In rereading "The Hound of the Baskerville" more than forty years after the first time in elementary school, I was struck by one curious aspect: One of the key clues is Holmes' ability to recognize the fonts used by London newspapers, in particular he recognizes Times Roman. I wonder how much that had to do with my interest in Desktop Publishing, and why Times Roman remains one of my favorite serif fonts to use.

While I haven't seen all the adaptations of the Sherlock Holmes canon and beyond, I've seen a lot of them. The best interpreter: Jeremy Brett, by a lot. Many other actors have done very well, but Brett seems to have captured the intelligence, intensity, humor and distance of the canon stories. Holmes has to be physically striking yet malleable enough to assume many disguises well enough to fool even Watson. He has to be driven, not by money but by boredom. He has to be respectful of accomplishment but dismissive of pretense.
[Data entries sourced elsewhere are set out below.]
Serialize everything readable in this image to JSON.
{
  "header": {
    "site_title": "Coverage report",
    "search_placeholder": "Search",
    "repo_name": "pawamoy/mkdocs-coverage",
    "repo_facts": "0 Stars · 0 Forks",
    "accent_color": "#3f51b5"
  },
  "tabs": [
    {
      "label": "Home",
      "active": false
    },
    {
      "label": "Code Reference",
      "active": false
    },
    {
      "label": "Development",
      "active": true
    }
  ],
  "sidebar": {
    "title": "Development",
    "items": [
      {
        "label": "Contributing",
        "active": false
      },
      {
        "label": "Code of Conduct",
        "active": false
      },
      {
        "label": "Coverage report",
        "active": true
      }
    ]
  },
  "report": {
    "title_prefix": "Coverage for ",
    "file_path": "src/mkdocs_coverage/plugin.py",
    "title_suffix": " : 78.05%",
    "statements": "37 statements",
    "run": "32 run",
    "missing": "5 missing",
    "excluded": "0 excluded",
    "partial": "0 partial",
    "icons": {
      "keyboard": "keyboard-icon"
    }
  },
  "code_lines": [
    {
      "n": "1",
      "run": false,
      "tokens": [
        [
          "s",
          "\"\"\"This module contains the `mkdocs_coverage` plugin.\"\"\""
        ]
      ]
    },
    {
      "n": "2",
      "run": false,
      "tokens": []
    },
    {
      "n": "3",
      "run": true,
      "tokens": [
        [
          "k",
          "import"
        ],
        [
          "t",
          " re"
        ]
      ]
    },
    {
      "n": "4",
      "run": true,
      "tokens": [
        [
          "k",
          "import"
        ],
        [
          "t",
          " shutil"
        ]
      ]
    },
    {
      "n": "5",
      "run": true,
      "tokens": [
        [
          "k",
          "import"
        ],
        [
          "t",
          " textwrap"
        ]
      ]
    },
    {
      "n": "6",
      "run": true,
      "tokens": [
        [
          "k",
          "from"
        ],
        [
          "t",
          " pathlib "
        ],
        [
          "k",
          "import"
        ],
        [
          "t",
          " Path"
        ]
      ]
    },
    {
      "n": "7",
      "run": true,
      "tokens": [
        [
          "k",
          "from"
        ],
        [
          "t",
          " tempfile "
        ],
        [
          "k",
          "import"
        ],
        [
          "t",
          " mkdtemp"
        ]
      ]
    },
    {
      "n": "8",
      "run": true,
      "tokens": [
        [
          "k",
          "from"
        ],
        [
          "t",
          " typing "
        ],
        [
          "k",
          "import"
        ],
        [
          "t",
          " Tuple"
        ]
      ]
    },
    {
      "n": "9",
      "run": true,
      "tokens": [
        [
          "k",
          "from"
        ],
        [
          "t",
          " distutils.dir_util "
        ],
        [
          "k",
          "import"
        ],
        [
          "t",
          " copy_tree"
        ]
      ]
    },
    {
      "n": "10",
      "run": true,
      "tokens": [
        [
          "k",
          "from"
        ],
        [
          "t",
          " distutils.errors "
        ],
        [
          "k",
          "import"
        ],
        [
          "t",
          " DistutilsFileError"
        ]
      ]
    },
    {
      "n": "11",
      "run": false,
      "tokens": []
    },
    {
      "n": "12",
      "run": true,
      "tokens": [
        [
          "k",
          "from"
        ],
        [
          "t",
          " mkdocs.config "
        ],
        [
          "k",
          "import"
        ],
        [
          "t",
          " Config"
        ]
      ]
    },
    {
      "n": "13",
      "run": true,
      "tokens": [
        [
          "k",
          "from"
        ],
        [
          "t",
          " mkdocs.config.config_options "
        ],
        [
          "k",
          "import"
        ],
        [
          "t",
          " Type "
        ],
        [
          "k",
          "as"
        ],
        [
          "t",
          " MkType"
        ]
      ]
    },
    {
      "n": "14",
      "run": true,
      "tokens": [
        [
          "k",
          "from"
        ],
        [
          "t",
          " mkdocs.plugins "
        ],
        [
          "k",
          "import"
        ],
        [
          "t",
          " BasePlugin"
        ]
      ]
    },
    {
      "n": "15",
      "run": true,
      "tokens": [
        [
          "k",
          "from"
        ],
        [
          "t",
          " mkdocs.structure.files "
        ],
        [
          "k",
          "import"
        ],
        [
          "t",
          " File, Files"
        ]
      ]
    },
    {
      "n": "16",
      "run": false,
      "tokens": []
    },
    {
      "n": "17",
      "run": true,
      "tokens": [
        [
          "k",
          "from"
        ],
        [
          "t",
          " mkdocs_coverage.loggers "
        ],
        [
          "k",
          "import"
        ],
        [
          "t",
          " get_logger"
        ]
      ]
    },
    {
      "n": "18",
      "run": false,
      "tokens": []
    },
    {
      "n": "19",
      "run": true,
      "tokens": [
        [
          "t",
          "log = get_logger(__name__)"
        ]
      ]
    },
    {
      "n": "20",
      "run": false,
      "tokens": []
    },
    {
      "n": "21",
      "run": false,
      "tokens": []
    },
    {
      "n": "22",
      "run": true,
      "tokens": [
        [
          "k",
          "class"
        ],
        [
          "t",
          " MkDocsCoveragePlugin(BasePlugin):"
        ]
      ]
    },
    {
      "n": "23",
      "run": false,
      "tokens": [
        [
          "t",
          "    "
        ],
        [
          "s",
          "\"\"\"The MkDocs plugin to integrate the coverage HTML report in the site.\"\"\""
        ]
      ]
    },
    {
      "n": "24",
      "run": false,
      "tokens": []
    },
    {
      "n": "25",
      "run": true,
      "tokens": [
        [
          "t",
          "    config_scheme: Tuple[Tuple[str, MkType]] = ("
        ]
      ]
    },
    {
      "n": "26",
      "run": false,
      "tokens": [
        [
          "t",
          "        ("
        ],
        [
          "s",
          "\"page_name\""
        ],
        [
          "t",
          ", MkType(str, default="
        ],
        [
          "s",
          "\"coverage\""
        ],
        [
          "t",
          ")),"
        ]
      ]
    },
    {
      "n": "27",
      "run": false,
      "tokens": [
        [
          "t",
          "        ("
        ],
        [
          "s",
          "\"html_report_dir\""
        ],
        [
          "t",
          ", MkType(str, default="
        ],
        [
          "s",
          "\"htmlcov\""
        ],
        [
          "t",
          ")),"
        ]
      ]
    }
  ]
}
Meanwhile, as Watson I like Bilbo, er Martin Freeman. The whole point to the sidekick being a doctor (A. Conan Doyle was a doctor, and based Holmes on his mentor) was to put Holmes on a plane above a well-trained intelligent man. The Freeman Watson is an army doctor, wounded in Afghanistan, who appreciates Holmes as only an intelligent man could. Therein lies the friendship between Sherlock and John. I didn't like the Basil Rathbone adaptations for that reason; Nigel Bruce is a fine actor but Watson isn't a bumbler. Lucy Liu as Joan Watson in "Elementary" is closer in spirit: Feisty, loyal, intelligent and wants in on the action.

Honorable mention: They Might Be Giants; touching and brilliant. Some of the other movie variants were okay too, but they are all either satire or unabashedly homage. They are reinterpretations of the canon stories. Such a deliberate twist is features in Without A Clue where Watson is the brilliant crime solver who hires someone to play his fictional detective (an idea adapted later for "Remington Steele").



The updated Holmes stories, set in present times, always have one odd anomaly: No one seems to have read A. Conan Doyle. It's one thing to 'reboot' the series, it's another to pretend that the annals of crime do not contain century-old cases. In many of these shows, I would prefer that they aren't reimaging Sherlock Holmes but do something similar, with a nod to the originals, and just keep going from there.

Still, credit where credit is due: "Elementary" gets a lot wrong, but gets a lot right. Sherlock Holmes sounds more like Sherlock Holmes than usual. The nods to the canon stories are fun but fleeting. Joan Watson is intelligent and adds to the investigations. To be sure, the misses are striking. Jonny Lee Miller is physically wrong for the part. The attempt to introduce Mycroft failed. But for the most part, "Elementary" doesn't try to graft the 1890's onto the 2010's, and the show is closer to "The Mentalist" or "CSI" than any fog-enshrouded Victorian recreation.

So I'll keep watching "Elementary" and even the BBC series if it gets to a fourth year, but my disbelief suspenders are stretched. But I wish modern adaptations would pay closer attention to the canon stories than to the wet dreams of fanboys. There is a reason that people still read Sherlock Holmes and not the "more serious" works of A. Conan Doyle. Please don't throw that away.